Microstructure and magnetic properties of novel high-entropy perovskite ceramics (Gd 0.2 La 0.2 Nd 0.2 Sm 0.2 Y 0.2 )MnO 3

Rare-earth transition element high-entropy perovskite ceramics (HEPCs) (Gd0.2La0.2Nd0.2Sm0.2Y0.2)MnO3 (GLNSYMnO3) were prepared by using a solid-state reaction method, and the structure, morphology and magnetic properties of the GLNSYMnO3 were studied. The crystalline structure of GLNSYMnO3 is a smooth surface and similar to "cashews" tubular particles, and a single-phase orthorhombic (Pbnm Space group) perovskite without impurities is confirmed when the sintered temperature reaches or exceeds 1250 degrees C by the analysis of phase composition and microstructures.
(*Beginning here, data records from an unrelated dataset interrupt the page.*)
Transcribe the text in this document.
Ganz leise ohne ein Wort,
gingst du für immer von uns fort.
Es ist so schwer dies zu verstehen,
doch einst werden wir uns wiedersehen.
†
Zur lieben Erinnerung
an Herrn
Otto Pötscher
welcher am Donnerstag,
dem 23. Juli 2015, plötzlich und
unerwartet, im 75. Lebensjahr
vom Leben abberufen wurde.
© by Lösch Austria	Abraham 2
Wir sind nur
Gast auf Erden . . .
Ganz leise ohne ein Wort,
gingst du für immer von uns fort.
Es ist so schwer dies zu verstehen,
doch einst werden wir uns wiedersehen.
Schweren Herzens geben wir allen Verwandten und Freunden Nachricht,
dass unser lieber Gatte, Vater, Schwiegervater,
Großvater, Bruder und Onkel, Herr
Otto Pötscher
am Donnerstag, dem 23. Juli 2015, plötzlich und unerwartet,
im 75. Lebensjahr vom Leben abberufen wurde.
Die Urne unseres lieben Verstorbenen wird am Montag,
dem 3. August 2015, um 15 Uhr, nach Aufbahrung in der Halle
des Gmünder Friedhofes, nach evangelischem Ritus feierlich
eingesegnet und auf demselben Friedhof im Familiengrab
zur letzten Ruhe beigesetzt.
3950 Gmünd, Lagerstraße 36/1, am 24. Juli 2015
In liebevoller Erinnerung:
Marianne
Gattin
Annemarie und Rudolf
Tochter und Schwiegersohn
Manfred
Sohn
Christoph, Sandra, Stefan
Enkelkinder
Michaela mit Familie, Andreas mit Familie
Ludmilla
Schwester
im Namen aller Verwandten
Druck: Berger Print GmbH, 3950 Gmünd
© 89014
Magnetic measurements indicate that GLNSYMnO3 HEPCs have low Curie temperature (TC = 61 K), but they exhibit a good magnetism by comparison with other high-entropy ceramics, which is caused by the lattice distortion and exchange interactions between high concentrations of Mn3+ (92.4 %) and non-magnetic oxygen ions, promoting the movement of circulating electrons. GLNSYMnO3 HEPCs did not undergo a phase transition below TC due to high configurational entropy driving structural stability. In addition, GLNSYMnO3 HEPCs undergo a second-order magnetic phase transition from isothermal magnetization curves and Arrot curves, which have potential applications in magnetic storage.